If there is any "anger," it's either because Boeheim's lost this team and there's nothing he can do about it as his assistant or because he has no answers for what they're showing out there. How do you obliterate the weak teams and struggle with mediocre ones? That's mental weakness and poor chemistry if you ask me and not so much talent. Hopkins bears some blame here as he's the head assistant but Boeheim's ultimately responsible. Whether it's Olympic duties or too much delegation of recruiting responsibilities to assistants or sanctions, all together they spell benign neglect by Boeheim over the course of several years that's done this team in.

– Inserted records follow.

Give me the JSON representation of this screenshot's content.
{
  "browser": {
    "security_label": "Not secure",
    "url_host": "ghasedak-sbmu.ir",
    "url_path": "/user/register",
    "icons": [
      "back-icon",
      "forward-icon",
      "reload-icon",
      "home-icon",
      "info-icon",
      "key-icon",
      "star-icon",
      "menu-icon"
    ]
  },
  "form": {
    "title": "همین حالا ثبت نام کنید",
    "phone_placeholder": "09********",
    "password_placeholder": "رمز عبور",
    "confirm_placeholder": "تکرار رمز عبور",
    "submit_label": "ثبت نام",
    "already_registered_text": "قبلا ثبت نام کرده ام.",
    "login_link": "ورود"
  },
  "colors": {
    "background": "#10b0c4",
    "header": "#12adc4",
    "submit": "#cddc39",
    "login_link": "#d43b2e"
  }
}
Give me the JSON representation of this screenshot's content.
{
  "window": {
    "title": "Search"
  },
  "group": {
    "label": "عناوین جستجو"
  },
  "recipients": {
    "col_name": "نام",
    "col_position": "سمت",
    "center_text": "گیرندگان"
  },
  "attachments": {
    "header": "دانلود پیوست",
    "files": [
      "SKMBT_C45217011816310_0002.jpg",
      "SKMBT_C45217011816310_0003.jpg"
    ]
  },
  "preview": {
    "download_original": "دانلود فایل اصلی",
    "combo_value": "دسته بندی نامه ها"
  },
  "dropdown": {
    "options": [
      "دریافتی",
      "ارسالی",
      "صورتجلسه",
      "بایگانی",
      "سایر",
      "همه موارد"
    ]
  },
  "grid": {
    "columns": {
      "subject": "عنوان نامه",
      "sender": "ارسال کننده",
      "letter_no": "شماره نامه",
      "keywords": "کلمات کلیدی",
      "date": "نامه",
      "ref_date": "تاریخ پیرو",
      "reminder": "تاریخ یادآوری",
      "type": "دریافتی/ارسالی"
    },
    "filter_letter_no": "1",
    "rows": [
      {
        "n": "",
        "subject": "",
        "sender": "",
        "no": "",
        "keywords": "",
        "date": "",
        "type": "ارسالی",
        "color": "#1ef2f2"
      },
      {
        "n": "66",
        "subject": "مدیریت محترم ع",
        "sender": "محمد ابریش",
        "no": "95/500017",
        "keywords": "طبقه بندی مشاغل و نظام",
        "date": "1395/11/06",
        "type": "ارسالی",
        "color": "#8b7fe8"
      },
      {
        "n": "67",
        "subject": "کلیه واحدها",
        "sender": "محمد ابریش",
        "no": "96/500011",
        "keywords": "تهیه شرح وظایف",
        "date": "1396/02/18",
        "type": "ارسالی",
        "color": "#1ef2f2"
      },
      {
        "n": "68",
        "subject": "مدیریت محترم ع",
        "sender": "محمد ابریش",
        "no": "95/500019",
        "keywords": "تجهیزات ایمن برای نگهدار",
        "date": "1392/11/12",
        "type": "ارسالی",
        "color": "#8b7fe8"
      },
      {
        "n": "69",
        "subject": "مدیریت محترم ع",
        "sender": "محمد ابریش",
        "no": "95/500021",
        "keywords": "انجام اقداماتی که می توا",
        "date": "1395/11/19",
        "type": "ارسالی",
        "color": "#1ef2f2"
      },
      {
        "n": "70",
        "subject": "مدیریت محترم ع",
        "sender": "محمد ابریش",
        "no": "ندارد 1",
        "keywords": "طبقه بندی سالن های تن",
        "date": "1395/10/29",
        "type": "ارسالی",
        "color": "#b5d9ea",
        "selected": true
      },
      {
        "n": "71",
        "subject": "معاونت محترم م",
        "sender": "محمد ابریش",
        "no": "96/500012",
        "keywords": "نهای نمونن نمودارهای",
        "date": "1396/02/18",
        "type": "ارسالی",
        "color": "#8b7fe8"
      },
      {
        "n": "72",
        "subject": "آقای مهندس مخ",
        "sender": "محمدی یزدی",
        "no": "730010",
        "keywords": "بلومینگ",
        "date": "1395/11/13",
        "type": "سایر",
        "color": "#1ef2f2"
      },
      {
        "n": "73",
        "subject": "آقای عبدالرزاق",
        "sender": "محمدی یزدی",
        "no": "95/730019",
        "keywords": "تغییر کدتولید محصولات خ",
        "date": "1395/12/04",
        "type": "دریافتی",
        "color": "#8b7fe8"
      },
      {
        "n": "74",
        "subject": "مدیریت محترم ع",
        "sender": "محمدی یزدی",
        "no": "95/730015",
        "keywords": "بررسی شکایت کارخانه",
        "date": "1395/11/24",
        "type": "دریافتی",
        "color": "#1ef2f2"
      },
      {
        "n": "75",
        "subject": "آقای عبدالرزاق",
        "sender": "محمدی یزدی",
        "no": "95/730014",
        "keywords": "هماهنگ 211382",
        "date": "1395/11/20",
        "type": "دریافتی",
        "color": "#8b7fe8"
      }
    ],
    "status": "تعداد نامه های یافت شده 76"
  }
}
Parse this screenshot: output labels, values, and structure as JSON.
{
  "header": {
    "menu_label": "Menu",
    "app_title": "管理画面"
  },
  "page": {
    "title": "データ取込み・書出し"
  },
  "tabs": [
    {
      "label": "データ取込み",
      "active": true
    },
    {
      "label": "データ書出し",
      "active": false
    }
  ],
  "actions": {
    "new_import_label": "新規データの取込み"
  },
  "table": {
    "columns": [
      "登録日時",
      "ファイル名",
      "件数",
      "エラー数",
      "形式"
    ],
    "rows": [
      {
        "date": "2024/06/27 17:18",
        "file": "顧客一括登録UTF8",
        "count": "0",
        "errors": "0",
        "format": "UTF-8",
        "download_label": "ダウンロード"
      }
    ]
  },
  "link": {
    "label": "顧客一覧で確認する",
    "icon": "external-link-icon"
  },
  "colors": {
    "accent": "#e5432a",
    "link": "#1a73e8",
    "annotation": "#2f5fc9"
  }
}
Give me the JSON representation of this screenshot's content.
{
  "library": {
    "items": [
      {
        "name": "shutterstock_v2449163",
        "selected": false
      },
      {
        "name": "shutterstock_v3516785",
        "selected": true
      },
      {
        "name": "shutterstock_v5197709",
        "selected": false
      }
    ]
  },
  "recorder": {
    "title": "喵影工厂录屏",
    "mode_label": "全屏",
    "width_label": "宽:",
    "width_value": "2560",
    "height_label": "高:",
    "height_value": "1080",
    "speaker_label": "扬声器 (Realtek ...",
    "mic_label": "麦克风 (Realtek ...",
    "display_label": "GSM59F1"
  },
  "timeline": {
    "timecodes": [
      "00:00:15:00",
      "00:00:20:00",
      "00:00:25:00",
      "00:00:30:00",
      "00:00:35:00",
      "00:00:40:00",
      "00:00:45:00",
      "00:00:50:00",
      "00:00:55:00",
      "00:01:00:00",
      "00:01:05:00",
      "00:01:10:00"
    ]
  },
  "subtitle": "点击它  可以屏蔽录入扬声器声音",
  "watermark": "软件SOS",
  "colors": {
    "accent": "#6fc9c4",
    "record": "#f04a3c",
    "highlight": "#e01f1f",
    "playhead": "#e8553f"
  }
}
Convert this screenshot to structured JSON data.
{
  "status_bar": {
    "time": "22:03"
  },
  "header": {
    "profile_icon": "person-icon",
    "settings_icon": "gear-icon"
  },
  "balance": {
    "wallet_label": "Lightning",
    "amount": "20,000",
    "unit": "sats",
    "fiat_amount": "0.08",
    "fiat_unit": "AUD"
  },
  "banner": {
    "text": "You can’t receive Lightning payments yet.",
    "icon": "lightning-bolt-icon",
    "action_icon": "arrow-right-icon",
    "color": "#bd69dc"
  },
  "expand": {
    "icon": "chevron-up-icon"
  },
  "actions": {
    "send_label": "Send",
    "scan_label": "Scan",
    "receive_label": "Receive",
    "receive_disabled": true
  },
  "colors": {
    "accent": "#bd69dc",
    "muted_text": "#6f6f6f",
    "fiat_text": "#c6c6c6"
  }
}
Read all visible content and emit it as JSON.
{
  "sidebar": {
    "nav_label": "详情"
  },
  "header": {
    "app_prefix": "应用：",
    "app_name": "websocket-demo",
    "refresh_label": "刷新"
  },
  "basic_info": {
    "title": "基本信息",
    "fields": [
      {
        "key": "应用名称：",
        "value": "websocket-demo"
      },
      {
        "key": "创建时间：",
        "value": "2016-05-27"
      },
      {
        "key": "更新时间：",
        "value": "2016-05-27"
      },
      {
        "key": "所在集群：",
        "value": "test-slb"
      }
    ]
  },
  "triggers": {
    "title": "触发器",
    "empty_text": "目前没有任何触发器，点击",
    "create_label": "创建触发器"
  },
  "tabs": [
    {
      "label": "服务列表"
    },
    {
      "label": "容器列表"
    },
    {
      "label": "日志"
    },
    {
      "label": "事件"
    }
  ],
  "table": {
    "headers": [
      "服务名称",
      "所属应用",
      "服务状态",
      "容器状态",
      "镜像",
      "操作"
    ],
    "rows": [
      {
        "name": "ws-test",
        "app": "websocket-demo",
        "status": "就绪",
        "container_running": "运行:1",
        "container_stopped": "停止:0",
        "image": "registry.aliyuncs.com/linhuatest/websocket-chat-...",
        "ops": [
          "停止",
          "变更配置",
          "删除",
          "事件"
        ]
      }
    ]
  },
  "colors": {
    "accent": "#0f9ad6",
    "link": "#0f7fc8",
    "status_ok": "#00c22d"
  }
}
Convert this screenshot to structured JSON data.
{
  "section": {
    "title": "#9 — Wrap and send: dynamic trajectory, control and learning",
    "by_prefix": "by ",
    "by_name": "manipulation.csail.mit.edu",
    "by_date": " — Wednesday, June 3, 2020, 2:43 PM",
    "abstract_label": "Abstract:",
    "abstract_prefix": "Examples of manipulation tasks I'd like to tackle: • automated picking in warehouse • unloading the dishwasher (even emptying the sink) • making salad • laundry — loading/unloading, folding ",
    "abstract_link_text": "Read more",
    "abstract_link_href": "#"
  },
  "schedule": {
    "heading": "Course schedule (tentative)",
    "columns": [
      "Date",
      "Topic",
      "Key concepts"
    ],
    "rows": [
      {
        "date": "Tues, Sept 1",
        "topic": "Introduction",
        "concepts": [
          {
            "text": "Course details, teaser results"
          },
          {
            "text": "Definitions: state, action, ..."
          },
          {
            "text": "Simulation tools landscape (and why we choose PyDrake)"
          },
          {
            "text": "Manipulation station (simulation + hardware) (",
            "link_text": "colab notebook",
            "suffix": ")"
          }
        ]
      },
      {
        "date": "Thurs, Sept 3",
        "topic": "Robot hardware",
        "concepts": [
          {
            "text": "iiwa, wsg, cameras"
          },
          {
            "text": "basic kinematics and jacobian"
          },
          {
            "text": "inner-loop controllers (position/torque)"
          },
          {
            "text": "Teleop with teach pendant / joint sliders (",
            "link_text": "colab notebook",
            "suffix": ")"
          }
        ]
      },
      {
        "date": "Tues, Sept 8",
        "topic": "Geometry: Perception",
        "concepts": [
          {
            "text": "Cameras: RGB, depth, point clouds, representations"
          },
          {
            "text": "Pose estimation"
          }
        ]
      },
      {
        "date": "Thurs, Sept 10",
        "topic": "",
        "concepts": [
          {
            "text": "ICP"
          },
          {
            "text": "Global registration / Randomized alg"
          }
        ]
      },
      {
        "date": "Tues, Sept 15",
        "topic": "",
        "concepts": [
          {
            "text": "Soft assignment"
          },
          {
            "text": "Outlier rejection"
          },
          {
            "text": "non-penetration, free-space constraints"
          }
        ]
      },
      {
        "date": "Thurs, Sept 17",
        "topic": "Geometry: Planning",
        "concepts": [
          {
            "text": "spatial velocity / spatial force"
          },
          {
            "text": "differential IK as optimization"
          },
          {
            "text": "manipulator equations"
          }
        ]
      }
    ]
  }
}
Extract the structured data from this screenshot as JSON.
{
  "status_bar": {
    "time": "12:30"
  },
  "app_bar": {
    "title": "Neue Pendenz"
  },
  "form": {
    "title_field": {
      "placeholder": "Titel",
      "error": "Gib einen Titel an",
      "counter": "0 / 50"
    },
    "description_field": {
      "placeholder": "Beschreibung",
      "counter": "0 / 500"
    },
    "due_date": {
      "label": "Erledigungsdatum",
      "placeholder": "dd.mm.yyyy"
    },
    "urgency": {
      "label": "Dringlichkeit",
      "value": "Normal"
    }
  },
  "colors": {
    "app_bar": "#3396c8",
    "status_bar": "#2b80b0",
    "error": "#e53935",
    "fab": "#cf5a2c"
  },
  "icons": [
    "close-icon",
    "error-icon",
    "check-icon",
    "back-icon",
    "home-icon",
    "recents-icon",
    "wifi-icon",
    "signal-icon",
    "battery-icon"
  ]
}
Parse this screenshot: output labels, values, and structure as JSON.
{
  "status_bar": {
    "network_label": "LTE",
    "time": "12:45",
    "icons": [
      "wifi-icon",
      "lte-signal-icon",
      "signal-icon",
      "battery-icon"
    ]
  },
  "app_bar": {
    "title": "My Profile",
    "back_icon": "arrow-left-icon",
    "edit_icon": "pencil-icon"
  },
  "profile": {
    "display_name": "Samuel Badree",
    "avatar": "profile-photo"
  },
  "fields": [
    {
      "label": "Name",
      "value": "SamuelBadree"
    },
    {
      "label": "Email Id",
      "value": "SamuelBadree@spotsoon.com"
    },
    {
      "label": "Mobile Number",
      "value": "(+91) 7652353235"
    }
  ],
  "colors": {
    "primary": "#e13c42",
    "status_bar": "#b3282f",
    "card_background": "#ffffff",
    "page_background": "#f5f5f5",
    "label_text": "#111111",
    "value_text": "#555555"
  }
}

This program is way too valuable to the university to have it flounder for a couple of years with a longtime head coach on cruise control. And it's unfortunate but this is where I partially agree with CousCuse: I think the program's recent track record should damage the prospects of a neophyte coach taking over for Boeheim. I don't think Wildhack has had any in-season conversations with Hopkins about succession. That would be wildly irresponsible. But he should have them after the season. There is no room for error in the ACC. Spend money and bring in someone with a proven track record to put us back on the road to recovery.
That was just my observation and some possible factors that seem plausible. Certainly, with the optics of this season thus far and that last game being the worst loss in JB's coaching career, there is a watershed event coming.
 
In the business world, when there is this much dysfunction and confusion, a team usually schedules a retreat to: (a) get away from the "normal" environment, (b) listen to, analyze, and sort out everyone's view of what's wrong with the team, (c) come to some agreement on what's needed from everyone to fix the problems, and (d) commit to the plan, even if it means accepting more well-defined and possibly limited roles for each member. But the buy-in is worth everything, and perhaps out of the mud grows the lotus. We can only hope.-VBOF
 
In the business world, when there is this much dysfunction and confusion, a team usually schedules a retreat to: (a) get away from the "normal" environment, (b) listen to, analyze, and sort out everyone's view of what's wrong with the team, (c) come to some agreement on what's needed from everyone to fix the problems, and (d) commit to the plan, even if it means accepting more well-defined and possibly limited roles for each member. But the buy-in is worth everything, and perhaps out of the mud grows the lotus. We can only hope.-VBOF
Not every organization in the business world is run that way. Many privately owned companies are run by a family member who don't care what the employees think. This program seems as if it is becoming that type of organization and the employees are tired of it and aren't willing to put out much.